There have been only two other documented cases of necrotising infection associated with underlying malignancy. One in a 42-year-old patient who underwent localised debridement only and an interval modified radical mastectomy [10], and the other in a 56-year-old patient who underwent a modified radical mastectomy for source control [1]. Both received broad-spectrum antibiotic treatment.
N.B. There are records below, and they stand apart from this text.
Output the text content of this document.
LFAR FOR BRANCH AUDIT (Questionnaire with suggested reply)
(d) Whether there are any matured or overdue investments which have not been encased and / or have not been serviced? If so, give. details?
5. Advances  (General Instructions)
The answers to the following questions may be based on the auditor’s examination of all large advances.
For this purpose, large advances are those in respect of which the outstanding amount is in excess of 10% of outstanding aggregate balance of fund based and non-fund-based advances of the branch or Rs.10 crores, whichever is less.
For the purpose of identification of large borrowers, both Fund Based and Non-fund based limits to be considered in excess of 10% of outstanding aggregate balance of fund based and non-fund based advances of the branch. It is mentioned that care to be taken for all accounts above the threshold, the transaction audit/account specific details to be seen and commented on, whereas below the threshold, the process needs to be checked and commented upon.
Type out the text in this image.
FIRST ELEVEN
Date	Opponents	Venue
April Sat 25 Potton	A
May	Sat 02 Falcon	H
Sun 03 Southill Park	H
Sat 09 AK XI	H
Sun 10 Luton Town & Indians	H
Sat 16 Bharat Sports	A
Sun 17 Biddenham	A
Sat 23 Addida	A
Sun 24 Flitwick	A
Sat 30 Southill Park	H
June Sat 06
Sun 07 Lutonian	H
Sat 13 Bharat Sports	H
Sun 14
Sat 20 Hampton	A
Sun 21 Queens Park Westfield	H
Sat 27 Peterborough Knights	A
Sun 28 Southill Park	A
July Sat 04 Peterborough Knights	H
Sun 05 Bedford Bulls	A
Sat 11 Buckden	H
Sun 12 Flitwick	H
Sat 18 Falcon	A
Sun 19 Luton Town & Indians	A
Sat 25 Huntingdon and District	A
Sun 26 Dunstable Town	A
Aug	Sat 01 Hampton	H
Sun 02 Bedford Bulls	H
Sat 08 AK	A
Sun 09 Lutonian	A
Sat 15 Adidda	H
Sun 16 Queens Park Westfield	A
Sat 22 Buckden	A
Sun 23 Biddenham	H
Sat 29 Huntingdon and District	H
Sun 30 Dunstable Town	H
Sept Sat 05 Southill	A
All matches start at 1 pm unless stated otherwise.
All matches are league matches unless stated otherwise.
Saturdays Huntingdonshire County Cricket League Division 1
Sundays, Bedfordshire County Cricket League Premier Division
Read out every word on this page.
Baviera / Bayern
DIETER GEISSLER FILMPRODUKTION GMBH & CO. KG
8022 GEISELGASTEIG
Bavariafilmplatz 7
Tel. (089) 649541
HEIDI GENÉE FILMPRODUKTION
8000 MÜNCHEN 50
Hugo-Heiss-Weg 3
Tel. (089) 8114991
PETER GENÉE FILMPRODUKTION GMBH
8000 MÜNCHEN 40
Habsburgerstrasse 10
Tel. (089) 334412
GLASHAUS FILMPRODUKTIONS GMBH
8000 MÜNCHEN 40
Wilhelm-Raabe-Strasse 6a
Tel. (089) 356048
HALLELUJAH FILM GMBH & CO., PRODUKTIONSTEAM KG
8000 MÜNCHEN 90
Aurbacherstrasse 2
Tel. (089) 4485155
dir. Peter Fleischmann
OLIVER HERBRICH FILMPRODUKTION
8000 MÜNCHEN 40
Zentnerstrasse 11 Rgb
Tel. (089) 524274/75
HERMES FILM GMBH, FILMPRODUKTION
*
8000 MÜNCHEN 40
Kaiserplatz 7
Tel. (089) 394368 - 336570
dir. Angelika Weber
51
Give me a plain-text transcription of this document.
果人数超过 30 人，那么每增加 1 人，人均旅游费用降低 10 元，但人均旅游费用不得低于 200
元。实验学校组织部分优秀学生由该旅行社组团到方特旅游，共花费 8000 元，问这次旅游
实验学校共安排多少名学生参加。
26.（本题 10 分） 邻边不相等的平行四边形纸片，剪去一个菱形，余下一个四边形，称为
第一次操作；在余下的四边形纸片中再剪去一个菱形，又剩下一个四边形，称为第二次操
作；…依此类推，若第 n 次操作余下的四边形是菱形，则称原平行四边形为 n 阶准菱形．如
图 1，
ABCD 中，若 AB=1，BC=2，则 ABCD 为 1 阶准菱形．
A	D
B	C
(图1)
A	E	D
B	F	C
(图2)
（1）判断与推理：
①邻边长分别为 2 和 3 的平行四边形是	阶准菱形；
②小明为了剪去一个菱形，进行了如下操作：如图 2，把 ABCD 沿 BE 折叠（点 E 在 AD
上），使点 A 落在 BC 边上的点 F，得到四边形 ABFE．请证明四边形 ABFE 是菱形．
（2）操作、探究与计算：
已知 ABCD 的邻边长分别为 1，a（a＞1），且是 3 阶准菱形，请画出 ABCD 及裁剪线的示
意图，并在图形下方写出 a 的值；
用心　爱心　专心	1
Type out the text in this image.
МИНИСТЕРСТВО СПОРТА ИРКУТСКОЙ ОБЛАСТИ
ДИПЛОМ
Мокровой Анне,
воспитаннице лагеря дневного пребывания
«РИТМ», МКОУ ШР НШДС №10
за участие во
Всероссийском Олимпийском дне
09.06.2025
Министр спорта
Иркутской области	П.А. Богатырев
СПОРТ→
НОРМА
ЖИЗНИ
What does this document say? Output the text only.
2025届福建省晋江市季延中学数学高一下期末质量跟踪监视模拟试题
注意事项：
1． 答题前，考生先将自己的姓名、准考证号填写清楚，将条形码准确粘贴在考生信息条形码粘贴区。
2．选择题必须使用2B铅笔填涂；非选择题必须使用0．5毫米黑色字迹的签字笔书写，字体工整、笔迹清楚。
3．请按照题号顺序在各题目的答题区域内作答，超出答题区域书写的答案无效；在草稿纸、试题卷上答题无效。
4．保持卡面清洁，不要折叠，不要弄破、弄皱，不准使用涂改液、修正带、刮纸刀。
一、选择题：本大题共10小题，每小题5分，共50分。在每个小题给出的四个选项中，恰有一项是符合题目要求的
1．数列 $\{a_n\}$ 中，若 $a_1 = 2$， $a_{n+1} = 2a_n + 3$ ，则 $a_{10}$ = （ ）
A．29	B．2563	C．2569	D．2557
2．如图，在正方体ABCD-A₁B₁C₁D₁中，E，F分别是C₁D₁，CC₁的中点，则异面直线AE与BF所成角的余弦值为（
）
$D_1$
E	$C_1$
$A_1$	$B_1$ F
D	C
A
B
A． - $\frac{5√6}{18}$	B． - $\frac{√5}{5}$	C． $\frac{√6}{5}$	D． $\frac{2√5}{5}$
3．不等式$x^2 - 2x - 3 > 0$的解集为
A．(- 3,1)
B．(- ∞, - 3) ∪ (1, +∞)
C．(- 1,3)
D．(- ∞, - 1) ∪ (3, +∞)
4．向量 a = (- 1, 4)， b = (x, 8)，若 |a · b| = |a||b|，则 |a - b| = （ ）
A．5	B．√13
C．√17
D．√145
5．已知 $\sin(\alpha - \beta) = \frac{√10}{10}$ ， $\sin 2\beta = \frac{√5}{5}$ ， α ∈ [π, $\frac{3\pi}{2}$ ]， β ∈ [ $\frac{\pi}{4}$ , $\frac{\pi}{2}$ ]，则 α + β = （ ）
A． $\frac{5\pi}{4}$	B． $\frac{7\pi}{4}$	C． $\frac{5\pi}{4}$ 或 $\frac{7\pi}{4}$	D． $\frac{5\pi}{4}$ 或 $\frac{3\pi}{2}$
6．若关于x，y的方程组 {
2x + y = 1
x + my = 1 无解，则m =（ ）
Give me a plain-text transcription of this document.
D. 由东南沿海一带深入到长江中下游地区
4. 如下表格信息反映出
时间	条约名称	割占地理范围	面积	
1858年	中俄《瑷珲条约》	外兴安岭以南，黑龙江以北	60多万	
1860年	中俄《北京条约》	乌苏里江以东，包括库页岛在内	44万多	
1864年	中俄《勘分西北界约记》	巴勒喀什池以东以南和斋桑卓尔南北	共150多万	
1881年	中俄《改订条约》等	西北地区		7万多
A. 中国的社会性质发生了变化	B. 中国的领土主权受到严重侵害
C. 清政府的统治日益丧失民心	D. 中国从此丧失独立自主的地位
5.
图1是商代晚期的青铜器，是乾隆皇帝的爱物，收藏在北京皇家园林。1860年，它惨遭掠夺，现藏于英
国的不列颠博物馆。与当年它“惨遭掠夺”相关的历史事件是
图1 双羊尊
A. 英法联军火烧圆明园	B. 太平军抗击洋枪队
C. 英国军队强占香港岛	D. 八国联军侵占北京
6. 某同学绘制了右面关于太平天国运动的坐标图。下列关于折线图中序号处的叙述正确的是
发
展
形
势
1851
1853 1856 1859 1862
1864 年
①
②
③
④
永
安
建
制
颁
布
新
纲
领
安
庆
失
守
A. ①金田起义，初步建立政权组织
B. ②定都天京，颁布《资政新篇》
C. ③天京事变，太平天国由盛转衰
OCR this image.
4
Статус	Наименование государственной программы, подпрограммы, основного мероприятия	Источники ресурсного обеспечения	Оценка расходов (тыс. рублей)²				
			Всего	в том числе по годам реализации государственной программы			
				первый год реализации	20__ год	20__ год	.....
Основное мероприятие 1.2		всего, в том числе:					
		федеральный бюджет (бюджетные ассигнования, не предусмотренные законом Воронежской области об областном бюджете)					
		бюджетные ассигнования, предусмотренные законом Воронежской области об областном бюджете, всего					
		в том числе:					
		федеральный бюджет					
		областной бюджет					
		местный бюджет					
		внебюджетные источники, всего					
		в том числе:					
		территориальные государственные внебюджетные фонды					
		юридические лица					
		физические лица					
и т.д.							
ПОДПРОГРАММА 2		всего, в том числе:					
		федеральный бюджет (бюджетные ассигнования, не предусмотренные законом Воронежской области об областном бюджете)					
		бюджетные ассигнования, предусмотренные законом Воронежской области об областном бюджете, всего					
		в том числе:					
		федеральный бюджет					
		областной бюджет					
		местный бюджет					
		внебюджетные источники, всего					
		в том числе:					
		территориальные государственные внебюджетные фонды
We describe a rare case of breast necrotising fasciitis following a minor trauma to the breast, on a background of undiagnosed underlying breast cancer. She was managed appropriately with prompt fluid resuscitation, broad-spectrum intravenous antibiotics and early surgical debridement. Early primary closure of the wound was able to be achieved, given the extensive initial debridement. The haematoma that developed in this patient while she was newly therapeutically anticoagulated was an unfortunate complication. Nonetheless, the wound was able to be closed again primarily after the haematoma was evacuated, with no further wound complications arising.

Conclusions
Necrotising fasciitis of the breast is a rare condition. In this case, necrotising fasciitis was suspected on clinical grounds, and the diagnosis was supported by laboratory findings and cross-sectional imaging, and ultimately confirmed by diagnostic incision. This case highlights the importance of having a high index of suspicion for necrotising infection and ensuring early surgical referral. It is imperative that once suspected, the patient is treated with broad-spectrum antibiotics, given that most necrotising infections are polymicrobial. Prompt surgical debridement of all necrotic tissue is paramount, and a staged re-look debridement in theatre within 24-48 hours is recommended to ensure no further necrotic or nonviable tissue remains. Reconstruction should be individualised. In this case, primary closure was achieved at the second operation due to successful debridement at the index operation.